These all are great features and good indications of Progressive Web Apps. Even if you don’t need this features, your website still can progress to become a pinned icon on the user’s taskbar.

Of course, IE’s implementation has its share of problems. Microsoft team thought that “drag & drop”ing things from the browser was more natural to the users than prompting them to pin the website.

The recommended user experience is drag-and-drop. Your users are not likely to click a button or link if they do not know what to expect. By comparison, pinning a site to the taskbar with a drag-and-drop operation seems more natural. This is the experience you should optimize for.

https://msdn.microsoft.com/en-us/library/gg491729(v=vs.85).aspx

I never saw people “drag & drop”ing things from browser to desktop, this inherently rarely works and so people taught themselves to not use it.

More confusingly, IE has an API to prompt user to add a website to the “Start menu” (Windows button -> Programs list), which isn’t the place where developers would want their apps to appear.

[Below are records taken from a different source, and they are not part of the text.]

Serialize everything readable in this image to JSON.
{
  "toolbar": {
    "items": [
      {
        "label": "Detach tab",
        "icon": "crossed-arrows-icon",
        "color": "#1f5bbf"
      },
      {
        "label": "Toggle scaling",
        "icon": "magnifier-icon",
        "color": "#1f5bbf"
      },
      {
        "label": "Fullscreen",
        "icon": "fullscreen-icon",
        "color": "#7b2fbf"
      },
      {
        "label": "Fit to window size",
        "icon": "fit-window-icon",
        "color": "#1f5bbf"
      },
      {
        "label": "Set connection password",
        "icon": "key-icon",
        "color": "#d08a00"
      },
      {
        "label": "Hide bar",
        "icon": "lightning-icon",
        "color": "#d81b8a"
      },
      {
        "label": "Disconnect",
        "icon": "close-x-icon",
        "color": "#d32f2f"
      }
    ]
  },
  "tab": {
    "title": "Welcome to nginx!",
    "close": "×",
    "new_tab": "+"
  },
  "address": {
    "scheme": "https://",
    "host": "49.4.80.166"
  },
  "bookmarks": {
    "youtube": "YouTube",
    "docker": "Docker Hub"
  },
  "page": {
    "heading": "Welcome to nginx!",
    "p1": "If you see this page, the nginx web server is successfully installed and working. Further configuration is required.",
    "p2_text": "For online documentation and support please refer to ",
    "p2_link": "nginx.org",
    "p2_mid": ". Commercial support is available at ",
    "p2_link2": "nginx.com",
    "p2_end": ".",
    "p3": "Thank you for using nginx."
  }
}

After being added to the “Start menu”, a PWA is opened and user has a chance to pin it to the taskbar, so Microsoft suggests to explicitly ask users about two actions instead of one. Not optimal way to progress to taskbar. Developers won’t bother creating such PWAs if they won’t be able to easily engage people to install them.

Another problem, of course, is the IE itself. Most of the time devs build things they enjoy, and for browsers they use — very few developers enjoyed IE and rarely used it as their primary browser, I believe.

Firefox

Firefox also had a concept of installable web apps. Besides having Firefox OS, they had WebRT — runtime for Windows, Linux, Mac and Android which allows installation of web apps to the system. Interesting thing is that on Android (and maybe on other platforms), web apps were installed alongside with native apps, i.e. they were added not only to the home screen, but to the app-drawer too. All of this was done directly from Firefox by creating APKs on the fly. Chrome team is planning to do implement something similar.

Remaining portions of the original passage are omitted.